TAMPA, FLORIDA - MARCH 11: Quenton Jackson #3 of the Texas A&M Aggies (Photo by Andy Lyons/Getty Images)
TAMPA, FLORIDA - MARCH 11: Quenton Jackson #3 of the Texas A&M Aggies (Photo by Andy Lyons/Getty Images) /

The Toronto Raptors hit a grand slam at the 2021 NBA Draft when they added Scottie Barnes with the fourth overall selection. Almost a year later, he is the Rookie of the Year and his impact on the roster returned the Raptors to NBA Playoff contention after a one-year hiatus.

Masai Ujiri and his management team will now be focused on the next crop of young talent hoping to make their name in the NBA after his team lost a six-game series to the Philadelphia 76ers. The next talent Ujiri could add to bolster the roster in Toronto is Quenton Jackson, a 6-5  guard who played for Texas A&M.

Jackson averaged 14.8 points per game this season (mostly coming off the bench) but was the Aggies’ best scorer. His stat line includes a 49% field goal average, 34% success rate from deep, and 83% conversion free throws. His play led the Aggies to a 27-13 record in the SEC and the NIT final.

Jackson, a Second Team All-SEC performer, could help the Raptors in many ways. Ujiri and Bobby Webster are armed with a second-round draft pick at the 2022 NBA Draft. Jackson, a fifth-year senior and JUCO transfer, is expected to be selected late in the second round or go undrafted.

Two things the Ujiri-led Raptors have become masters at are finding talent late in the draft and signing quality undrafted prospects. Jackson is the type of player that could help the Raptors in many ways on the court.

Quenton Jackson makes sense for the Toronto Raptors.

Jackson could immediately bolster a Raptors’ bench that is short on scoring. The team was one of the NBA’s worst in terms of bench scoring and minutes played. Jackson could become a reliable scorer with the second unit if he brings his A&M stroke to the pros.

With Chris Boucher and Thad Young both free agents this summer and roster changes likely, a potential shakeup of the Raptors’ bench will come. Head coach Nick Nurse needs reliable options on the bench to lean on.

A February 22 game against Georgia in which he shot 11-11 in a win while scoring 31 points showed how lethal the stringy guard can be. It was only the second time in the school’s history a player took ten or more shots without a miss.

As for his defense, he is a 6-5 guard who averaged 1.8 steals a game for the Aggies. The Raptors are an aggressive defensive team on the perimeter, so his quick hands and speed match with what Toronto does on the court.
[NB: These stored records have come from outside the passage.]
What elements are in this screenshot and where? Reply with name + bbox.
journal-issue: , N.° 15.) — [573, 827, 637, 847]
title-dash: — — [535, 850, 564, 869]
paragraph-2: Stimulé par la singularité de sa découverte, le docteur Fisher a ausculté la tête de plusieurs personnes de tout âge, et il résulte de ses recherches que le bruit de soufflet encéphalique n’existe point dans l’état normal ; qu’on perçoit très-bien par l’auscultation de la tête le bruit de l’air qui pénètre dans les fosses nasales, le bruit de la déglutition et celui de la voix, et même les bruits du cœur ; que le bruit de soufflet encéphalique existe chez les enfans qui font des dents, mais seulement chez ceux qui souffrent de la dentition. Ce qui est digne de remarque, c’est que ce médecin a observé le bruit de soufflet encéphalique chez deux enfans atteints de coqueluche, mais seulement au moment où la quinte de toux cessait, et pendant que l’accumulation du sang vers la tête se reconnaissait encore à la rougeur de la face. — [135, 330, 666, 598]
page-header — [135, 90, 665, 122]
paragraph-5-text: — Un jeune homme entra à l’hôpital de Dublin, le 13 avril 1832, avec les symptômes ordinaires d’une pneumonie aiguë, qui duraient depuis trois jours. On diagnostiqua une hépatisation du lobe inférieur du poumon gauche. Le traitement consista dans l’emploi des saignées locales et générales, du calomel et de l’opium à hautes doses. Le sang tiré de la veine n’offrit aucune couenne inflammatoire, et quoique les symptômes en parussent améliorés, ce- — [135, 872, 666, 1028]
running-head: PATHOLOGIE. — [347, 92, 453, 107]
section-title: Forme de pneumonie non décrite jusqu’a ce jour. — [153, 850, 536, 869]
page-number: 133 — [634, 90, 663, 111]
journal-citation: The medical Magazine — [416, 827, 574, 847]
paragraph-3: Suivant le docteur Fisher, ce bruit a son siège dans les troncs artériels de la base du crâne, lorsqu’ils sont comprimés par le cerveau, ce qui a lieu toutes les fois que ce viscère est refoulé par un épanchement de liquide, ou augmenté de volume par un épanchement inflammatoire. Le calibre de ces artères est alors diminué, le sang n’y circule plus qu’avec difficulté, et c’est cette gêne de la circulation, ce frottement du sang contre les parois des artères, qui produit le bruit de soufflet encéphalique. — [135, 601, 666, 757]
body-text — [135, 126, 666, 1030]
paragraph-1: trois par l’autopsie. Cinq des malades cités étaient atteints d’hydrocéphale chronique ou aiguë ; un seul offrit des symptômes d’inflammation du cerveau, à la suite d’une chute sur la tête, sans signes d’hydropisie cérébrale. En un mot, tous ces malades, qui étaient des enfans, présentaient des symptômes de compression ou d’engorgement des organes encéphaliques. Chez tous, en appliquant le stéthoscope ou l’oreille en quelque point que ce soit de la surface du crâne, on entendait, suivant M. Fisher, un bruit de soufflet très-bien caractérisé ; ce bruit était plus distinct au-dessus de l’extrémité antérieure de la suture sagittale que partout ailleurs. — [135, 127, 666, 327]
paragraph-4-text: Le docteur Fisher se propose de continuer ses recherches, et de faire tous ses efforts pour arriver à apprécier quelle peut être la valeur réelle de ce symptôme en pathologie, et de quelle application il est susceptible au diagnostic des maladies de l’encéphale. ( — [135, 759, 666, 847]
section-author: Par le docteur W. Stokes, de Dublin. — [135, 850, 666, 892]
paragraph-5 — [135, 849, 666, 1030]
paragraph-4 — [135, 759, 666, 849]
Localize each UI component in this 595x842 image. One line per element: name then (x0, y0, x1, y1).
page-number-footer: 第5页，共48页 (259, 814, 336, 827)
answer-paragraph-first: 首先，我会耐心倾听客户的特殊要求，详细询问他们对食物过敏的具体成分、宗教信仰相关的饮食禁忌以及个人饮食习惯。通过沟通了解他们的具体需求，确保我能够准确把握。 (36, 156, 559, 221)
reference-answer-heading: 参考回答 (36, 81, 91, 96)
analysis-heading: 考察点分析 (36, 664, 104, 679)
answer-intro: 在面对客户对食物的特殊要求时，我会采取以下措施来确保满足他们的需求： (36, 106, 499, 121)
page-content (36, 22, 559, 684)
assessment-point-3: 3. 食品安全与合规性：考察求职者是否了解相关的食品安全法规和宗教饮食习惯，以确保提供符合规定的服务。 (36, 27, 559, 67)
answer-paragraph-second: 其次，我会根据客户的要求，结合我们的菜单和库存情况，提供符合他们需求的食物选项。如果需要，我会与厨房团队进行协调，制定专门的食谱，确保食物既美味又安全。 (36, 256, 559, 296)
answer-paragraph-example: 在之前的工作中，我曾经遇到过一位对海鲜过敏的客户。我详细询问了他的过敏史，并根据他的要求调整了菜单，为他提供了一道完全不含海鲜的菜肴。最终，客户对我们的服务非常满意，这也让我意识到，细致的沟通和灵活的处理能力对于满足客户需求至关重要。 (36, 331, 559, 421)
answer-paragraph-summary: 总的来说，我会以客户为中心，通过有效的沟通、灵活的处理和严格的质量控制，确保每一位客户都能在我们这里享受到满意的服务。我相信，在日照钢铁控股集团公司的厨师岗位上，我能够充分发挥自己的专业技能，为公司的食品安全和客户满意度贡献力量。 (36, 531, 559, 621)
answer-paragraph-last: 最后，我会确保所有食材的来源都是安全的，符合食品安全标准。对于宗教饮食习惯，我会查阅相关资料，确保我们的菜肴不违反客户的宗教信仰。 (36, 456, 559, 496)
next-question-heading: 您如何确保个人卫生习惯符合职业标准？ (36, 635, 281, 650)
Even with Dalano Banton and Malachi Flynn in the fold, Nurse still felt the need to play Fred VanVleet 37.9 minutes per game. This led to him being hobbled by sore knees and eventually suffering a hip injury in the playoffs. VanVleet needs backcourt support, and Jackson could be the man to supply it.

Jackson, who is athletic and runs the floor well, has the blend of skills that Raptors’ management normally appreciates. At age 23, with five years of college ball behind him, Jackson’s experience is the kind of intangible quality that Ujiri appreciates in potential prospects.

There is a very long way to go until teams start selecting the next group of potential NBA stars in June. However, Jackson’s talents may fly under the radar because he didn’t play for a nationally ranked program. Even with that, diamonds in the rough like Jackson will help Toronto stay competitive and in the hunt come playoff season.